Your reaction to the announcement of Not Less Than Gods by consistently excellent SF and fantasy author Kage Baker will probably depend to a large extent on how familiar you are with her The Company series. If you haven’t read any of the Company novels or collections, the story of the Gentlemen’s Speculative Society (GSS) and one of its operatives, Edward Alton Fairfax-Bell, sounds like an interesting and entertaining steampunk novel. However, if you’re familiar with the Company series, your reaction to a novel about “Edward’s creation and recruitment by the GSS, his training, and his first mission” will probably be more of the “I want it and I want it NOW!” variety, with the number of exclamation points determined by how enthusiastic you are about the main series. (I limited myself to one, to avoid the impression that this review was written by a teenage girl. Mentally, please feel free to add a few more.)

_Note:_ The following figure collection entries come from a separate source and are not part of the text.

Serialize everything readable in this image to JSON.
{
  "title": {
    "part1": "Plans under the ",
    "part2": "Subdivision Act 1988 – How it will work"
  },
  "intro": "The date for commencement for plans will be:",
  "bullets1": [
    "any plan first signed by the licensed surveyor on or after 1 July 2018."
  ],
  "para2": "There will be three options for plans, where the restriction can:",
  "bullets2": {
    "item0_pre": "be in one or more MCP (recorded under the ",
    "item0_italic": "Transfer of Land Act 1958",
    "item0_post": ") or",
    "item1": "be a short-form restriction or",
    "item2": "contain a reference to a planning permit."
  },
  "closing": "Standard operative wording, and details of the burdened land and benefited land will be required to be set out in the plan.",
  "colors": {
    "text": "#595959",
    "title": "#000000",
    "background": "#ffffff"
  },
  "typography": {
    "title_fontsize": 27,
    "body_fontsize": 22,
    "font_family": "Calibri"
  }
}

In a nutshell, the Company series deals with the operatives of Dr. Zeus Inc., a 24th century company that has discovered the secret of time travel and naturally decides to use it for corporate profit, sending quasi-immortal cyborgs back in time to collect lost art, extinct plants and so on.

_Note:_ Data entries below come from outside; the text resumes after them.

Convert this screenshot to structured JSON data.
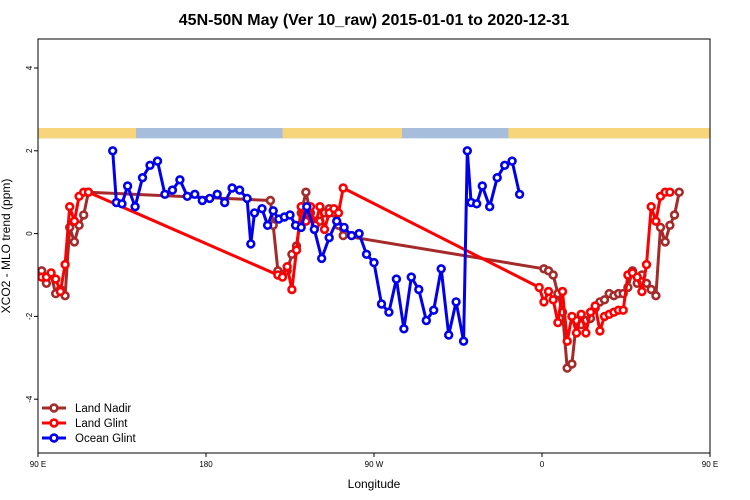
{
  "chart_data": {
    "type": "line",
    "title": "45N-50N May (Ver 10_raw)   2015-01-01 to 2020-12-31",
    "xlabel": "Longitude",
    "ylabel": "XCO2 - MLO trend (ppm)",
    "xlim": [
      90,
      450
    ],
    "ylim": [
      -5.3,
      4.7
    ],
    "x_ticks": [
      {
        "value": 90,
        "label": "90 E"
      },
      {
        "value": 180,
        "label": "180"
      },
      {
        "value": 270,
        "label": "90 W"
      },
      {
        "value": 360,
        "label": "0"
      },
      {
        "value": 450,
        "label": "90 E"
      },
      {
        "value": 540,
        "label": "180"
      }
    ],
    "y_ticks": [
      {
        "value": -4,
        "label": "-4"
      },
      {
        "value": -2,
        "label": "-2"
      },
      {
        "value": 0,
        "label": "0"
      },
      {
        "value": 2,
        "label": "2"
      },
      {
        "value": 4,
        "label": "4"
      }
    ],
    "grid": false,
    "legend_position": "bottom-left",
    "land_ocean_strip": {
      "y_range": [
        2.3,
        2.55
      ],
      "land_color": "#f7d67b",
      "ocean_color": "#a6bddb",
      "land_x_ranges": [
        [
          90,
          142.5
        ],
        [
          221,
          285
        ],
        [
          342,
          470.5
        ]
      ]
    },
    "series": [
      {
        "name": "Land Nadir",
        "color": "#a52a2a",
        "points": [
          [
            92,
            -0.9
          ],
          [
            94.5,
            -1.2
          ],
          [
            97,
            -1
          ],
          [
            99.5,
            -1.45
          ],
          [
            102,
            -1.35
          ],
          [
            104.5,
            -1.5
          ],
          [
            107,
            0.15
          ],
          [
            109.5,
            -0.2
          ],
          [
            112,
            0.2
          ],
          [
            114.5,
            0.45
          ],
          [
            117,
            1
          ],
          [
            214.5,
            0.8
          ],
          [
            216,
            0.2
          ],
          [
            218.5,
            -0.9
          ],
          [
            221,
            -1
          ],
          [
            223.5,
            -0.9
          ],
          [
            226,
            -0.5
          ],
          [
            228.5,
            -0.3
          ],
          [
            231,
            0.5
          ],
          [
            233.5,
            1
          ],
          [
            236,
            0.5
          ],
          [
            238.5,
            0.3
          ],
          [
            241,
            0.3
          ],
          [
            243.5,
            0.5
          ],
          [
            246,
            0.6
          ],
          [
            248.5,
            0.5
          ],
          [
            251,
            0.2
          ],
          [
            253.5,
            -0.05
          ],
          [
            361,
            -0.85
          ],
          [
            363.5,
            -0.9
          ],
          [
            366,
            -1
          ],
          [
            368.5,
            -1.45
          ],
          [
            371,
            -1.9
          ],
          [
            373.5,
            -3.25
          ],
          [
            376,
            -3.15
          ],
          [
            378.5,
            -2.1
          ],
          [
            381,
            -2.2
          ],
          [
            383.5,
            -2.1
          ],
          [
            386,
            -2.05
          ],
          [
            388.5,
            -1.8
          ],
          [
            391,
            -1.65
          ],
          [
            393.5,
            -1.6
          ],
          [
            396,
            -1.45
          ],
          [
            398.5,
            -1.5
          ],
          [
            401,
            -1.45
          ],
          [
            403.5,
            -1.45
          ],
          [
            406,
            -1.3
          ],
          [
            408.5,
            -0.9
          ],
          [
            411,
            -1.2
          ],
          [
            413.5,
            -1
          ],
          [
            416,
            -1.2
          ],
          [
            418.5,
            -1.35
          ],
          [
            421,
            -1.5
          ],
          [
            423.5,
            0.15
          ],
          [
            426,
            -0.2
          ],
          [
            428.5,
            0.2
          ],
          [
            431,
            0.45
          ],
          [
            433.5,
            1
          ]
        ]
      },
      {
        "name": "Land Glint",
        "color": "#ff0000",
        "points": [
          [
            92,
            -1.05
          ],
          [
            94.5,
            -1.05
          ],
          [
            97,
            -0.95
          ],
          [
            99.5,
            -1.1
          ],
          [
            102,
            -1.4
          ],
          [
            104.5,
            -0.75
          ],
          [
            107,
            0.65
          ],
          [
            109.5,
            0.3
          ],
          [
            112,
            0.9
          ],
          [
            114.5,
            1
          ],
          [
            117,
            1
          ],
          [
            218.5,
            -1
          ],
          [
            221,
            -1.05
          ],
          [
            223.5,
            -0.8
          ],
          [
            226,
            -1.35
          ],
          [
            228.5,
            -0.4
          ],
          [
            231,
            0.65
          ],
          [
            233.5,
            0.3
          ],
          [
            236,
            0.65
          ],
          [
            238.5,
            0.2
          ],
          [
            241,
            0.65
          ],
          [
            243.5,
            0.1
          ],
          [
            246,
            0.5
          ],
          [
            248.5,
            0.6
          ],
          [
            251,
            0.5
          ],
          [
            253.5,
            1.1
          ],
          [
            358.5,
            -1.3
          ],
          [
            361,
            -1.65
          ],
          [
            363.5,
            -1.4
          ],
          [
            366,
            -1.6
          ],
          [
            368.5,
            -2.15
          ],
          [
            371,
            -1.4
          ],
          [
            373.5,
            -2.6
          ],
          [
            376,
            -2
          ],
          [
            378.5,
            -2.4
          ],
          [
            381,
            -1.95
          ],
          [
            383.5,
            -2.4
          ],
          [
            386,
            -1.9
          ],
          [
            388.5,
            -1.75
          ],
          [
            391,
            -2.35
          ],
          [
            393.5,
            -2
          ],
          [
            396,
            -1.95
          ],
          [
            398.5,
            -1.9
          ],
          [
            401,
            -1.85
          ],
          [
            403.5,
            -1.85
          ],
          [
            406,
            -1
          ],
          [
            408.5,
            -0.95
          ],
          [
            411,
            -1.05
          ],
          [
            413.5,
            -1.4
          ],
          [
            416,
            -0.75
          ],
          [
            418.5,
            0.65
          ],
          [
            421,
            0.3
          ],
          [
            423.5,
            0.9
          ],
          [
            426,
            1
          ],
          [
            428.5,
            1
          ]
        ]
      },
      {
        "name": "Ocean Glint",
        "color": "#0000ee",
        "points": [
          [
            130,
            2
          ],
          [
            132,
            0.75
          ],
          [
            135,
            0.72
          ],
          [
            138,
            1.15
          ],
          [
            142,
            0.65
          ],
          [
            146,
            1.35
          ],
          [
            150,
            1.65
          ],
          [
            154,
            1.75
          ],
          [
            158,
            0.95
          ],
          [
            162,
            1.05
          ],
          [
            166,
            1.3
          ],
          [
            170,
            0.9
          ],
          [
            174,
            0.95
          ],
          [
            178,
            0.8
          ],
          [
            182,
            0.85
          ],
          [
            186,
            0.95
          ],
          [
            190,
            0.75
          ],
          [
            194,
            1.1
          ],
          [
            198,
            1.05
          ],
          [
            202,
            0.85
          ],
          [
            204,
            -0.25
          ],
          [
            206,
            0.5
          ],
          [
            210,
            0.6
          ],
          [
            213,
            0.2
          ],
          [
            216,
            0.55
          ],
          [
            219,
            0.35
          ],
          [
            222,
            0.4
          ],
          [
            225,
            0.45
          ],
          [
            228,
            0.2
          ],
          [
            231,
            0.15
          ],
          [
            234,
            0.65
          ],
          [
            238,
            0.1
          ],
          [
            242,
            -0.6
          ],
          [
            246,
            -0.1
          ],
          [
            250,
            0.3
          ],
          [
            254,
            0.15
          ],
          [
            258,
            -0.05
          ],
          [
            262,
            0
          ],
          [
            266,
            -0.5
          ],
          [
            270,
            -0.7
          ],
          [
            274,
            -1.7
          ],
          [
            278,
            -1.9
          ],
          [
            282,
            -1.1
          ],
          [
            286,
            -2.3
          ],
          [
            290,
            -1.05
          ],
          [
            294,
            -1.35
          ],
          [
            298,
            -2.1
          ],
          [
            302,
            -1.85
          ],
          [
            306,
            -0.85
          ],
          [
            310,
            -2.45
          ],
          [
            314,
            -1.65
          ],
          [
            318,
            -2.6
          ],
          [
            320,
            2
          ],
          [
            322,
            0.75
          ],
          [
            325,
            0.72
          ],
          [
            328,
            1.15
          ],
          [
            332,
            0.65
          ],
          [
            336,
            1.35
          ],
          [
            340,
            1.65
          ],
          [
            344,
            1.75
          ],
          [
            348,
            0.95
          ]
        ]
      }
    ]
  }
}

One of the things I like best about the Company series is the way the information is slowly revealed throughout the series. For example, the excellent first novel in the series, In the Garden of Iden, at first reads like a more or less self-contained story about Company botanist Mendoza, but it takes on a completely different meaning when you read the later books in the series, because there’s a huge story arc building up throughout the series, with layers upon layers added to the plot and the characters as the revelations build up.

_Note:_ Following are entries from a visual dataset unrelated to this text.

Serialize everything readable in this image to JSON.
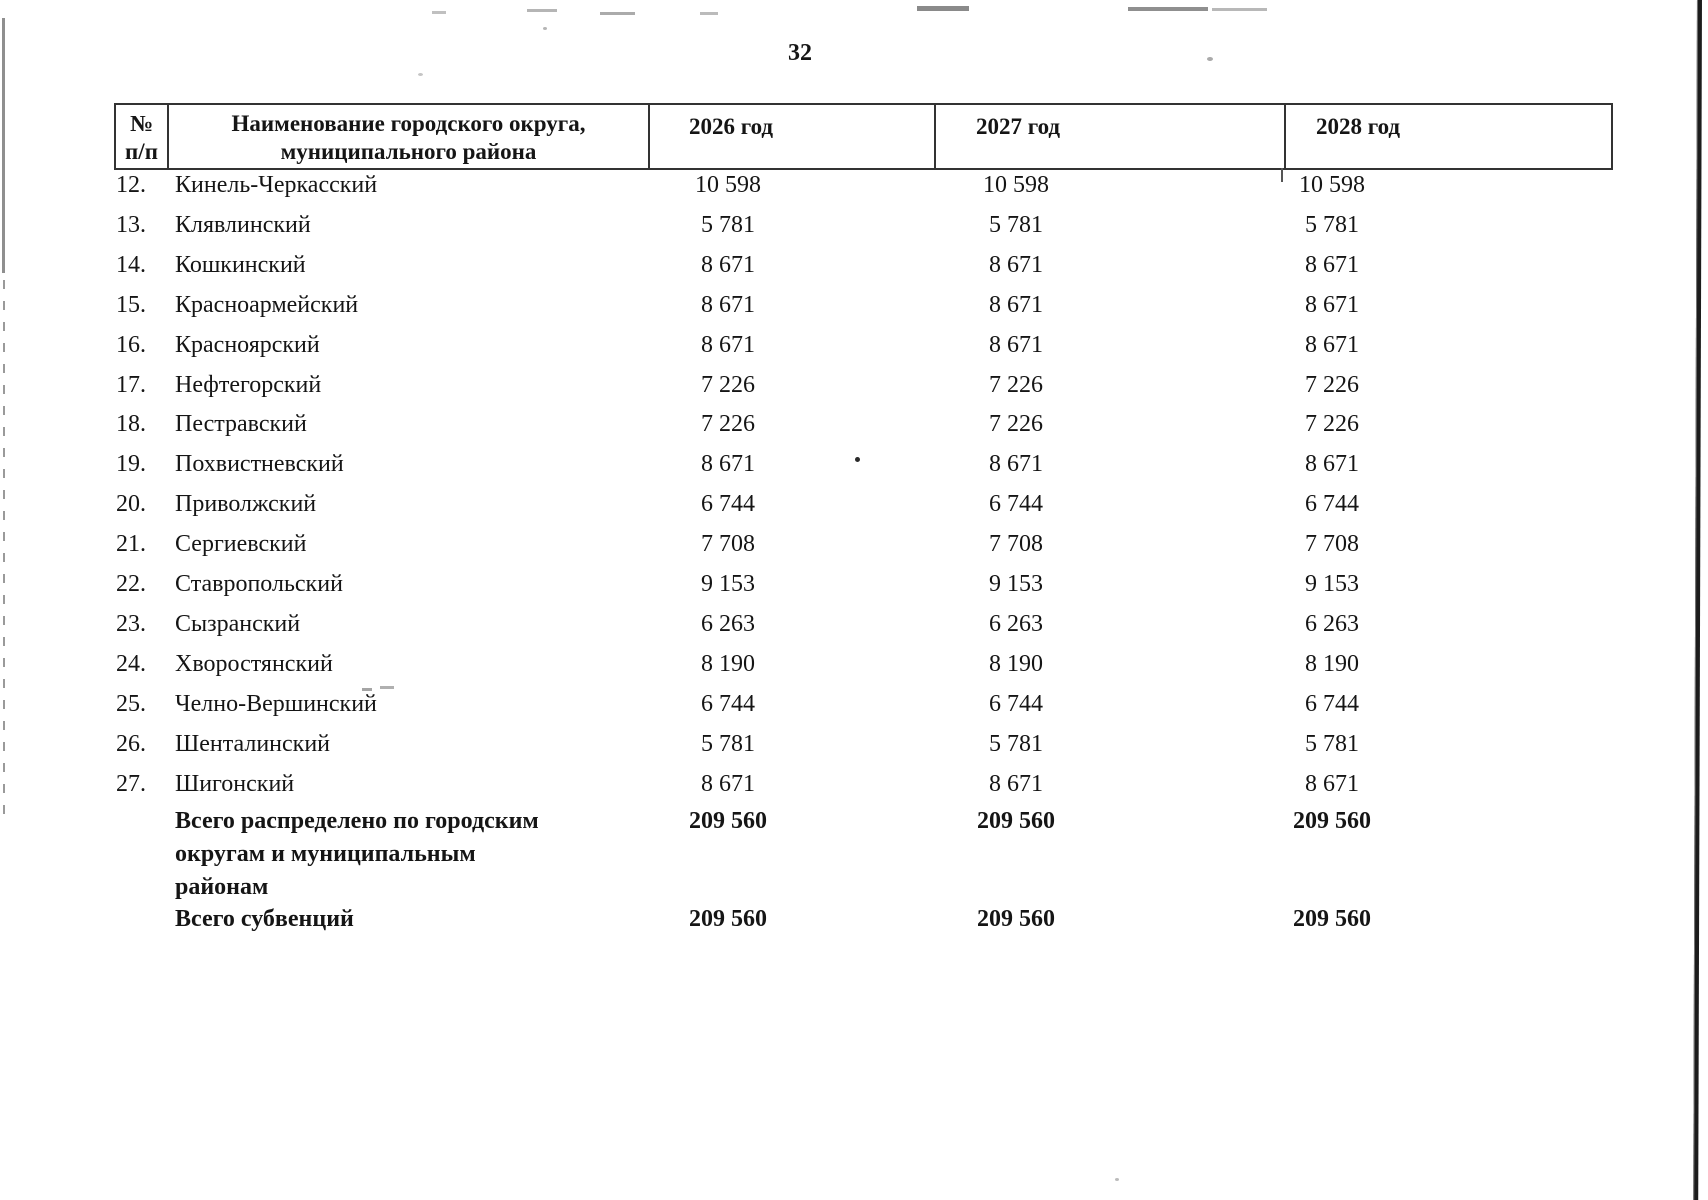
{
  "page": {
    "number": "32",
    "colors": {
      "ink": "#151515",
      "table_border": "#333333",
      "artifact_gray": "#8f8f8f"
    }
  },
  "table": {
    "headers": {
      "col_num": "№\nп/п",
      "col_name": "Наименование городского округа,\nмуниципального района",
      "col_2026": "2026 год",
      "col_2027": "2027 год",
      "col_2028": "2028 год"
    },
    "rows": [
      {
        "num": "12.",
        "name": "Кинель-Черкасский",
        "y2026": "10 598",
        "y2027": "10 598",
        "y2028": "10 598"
      },
      {
        "num": "13.",
        "name": "Клявлинский",
        "y2026": "5 781",
        "y2027": "5 781",
        "y2028": "5 781"
      },
      {
        "num": "14.",
        "name": "Кошкинский",
        "y2026": "8 671",
        "y2027": "8 671",
        "y2028": "8 671"
      },
      {
        "num": "15.",
        "name": "Красноармейский",
        "y2026": "8 671",
        "y2027": "8 671",
        "y2028": "8 671"
      },
      {
        "num": "16.",
        "name": "Красноярский",
        "y2026": "8 671",
        "y2027": "8 671",
        "y2028": "8 671"
      },
      {
        "num": "17.",
        "name": "Нефтегорский",
        "y2026": "7 226",
        "y2027": "7 226",
        "y2028": "7 226"
      },
      {
        "num": "18.",
        "name": "Пестравский",
        "y2026": "7 226",
        "y2027": "7 226",
        "y2028": "7 226"
      },
      {
        "num": "19.",
        "name": "Похвистневский",
        "y2026": "8 671",
        "y2027": "8 671",
        "y2028": "8 671"
      },
      {
        "num": "20.",
        "name": "Приволжский",
        "y2026": "6 744",
        "y2027": "6 744",
        "y2028": "6 744"
      },
      {
        "num": "21.",
        "name": "Сергиевский",
        "y2026": "7 708",
        "y2027": "7 708",
        "y2028": "7 708"
      },
      {
        "num": "22.",
        "name": "Ставропольский",
        "y2026": "9 153",
        "y2027": "9 153",
        "y2028": "9 153"
      },
      {
        "num": "23.",
        "name": "Сызранский",
        "y2026": "6 263",
        "y2027": "6 263",
        "y2028": "6 263"
      },
      {
        "num": "24.",
        "name": "Хворостянский",
        "y2026": "8 190",
        "y2027": "8 190",
        "y2028": "8 190"
      },
      {
        "num": "25.",
        "name": "Челно-Вершинский",
        "y2026": "6 744",
        "y2027": "6 744",
        "y2028": "6 744"
      },
      {
        "num": "26.",
        "name": "Шенталинский",
        "y2026": "5 781",
        "y2027": "5 781",
        "y2028": "5 781"
      },
      {
        "num": "27.",
        "name": "Шигонский",
        "y2026": "8 671",
        "y2027": "8 671",
        "y2028": "8 671"
      }
    ],
    "totals": [
      {
        "label": "Всего распределено по городским\nокругам и муниципальным\nрайонам",
        "y2026": "209 560",
        "y2027": "209 560",
        "y2028": "209 560"
      },
      {
        "label": "Всего субвенций",
        "y2026": "209 560",
        "y2027": "209 560",
        "y2028": "209 560"
      }
    ]
  }
}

The two stand-alone Company novels Kage Baker released after the completion of the main series, The Empress of Mars and Not Less than Gods, have a completely different impact depending on how familiar you are with the series, because fans already know the entire story and are now being filled in on specific aspects of it — in the case of Not Less Than Gods, the early life of Edward Alton Fairfax-Bell, who makes his first Company series appearance in Mendoza in Hollywood. In that sense, it’s a bit similar to The Life of the World to Come, but about Edward rather than Alex Checkerfield. Even though it feels like a prequel, using that term doesn’t make much sense in a series that deals with the nature of time travel.
Even if you haven’t read any of the Company novels, Not Less Than Gods is still a very entertaining read. Kage Baker includes enough hints about the nature of the Company to make sure that new readers will have a broad idea of what’s going on — or at least as much as the main characters do. Even without this, the novel is a rollicking adventure story set in the Victorian era, about a small group of GSS agents traveling across Europe and the Middle East, causing havoc and (in the process) affecting history in several ways. They’re armed with an array of — for that period — advanced gadgets and weaponry, a distinct appreciation for alcoholic beverages, and a good dose of jolly-old-boy British witticisms. Young Edward is a fascinating character, different from his peers in subtle and not-so-subtle ways, idealistic, tortured, and brave. As always, Kage Baker‘s prose is delightfully sly, always sounding as if she is sharing a subtle joke with her readers, gradually drawing you in as she unfolds the plot.
As a long-time fan of Kage Baker, I was extremely pleased with Not Less Than Gods. If you’re in the market for an excellent SF series, I’d probably still recommend starting with In the Garden of Iden first, but Not Less Than Gods is a solid addition to the Company series and works surprisingly well as a standalone novel.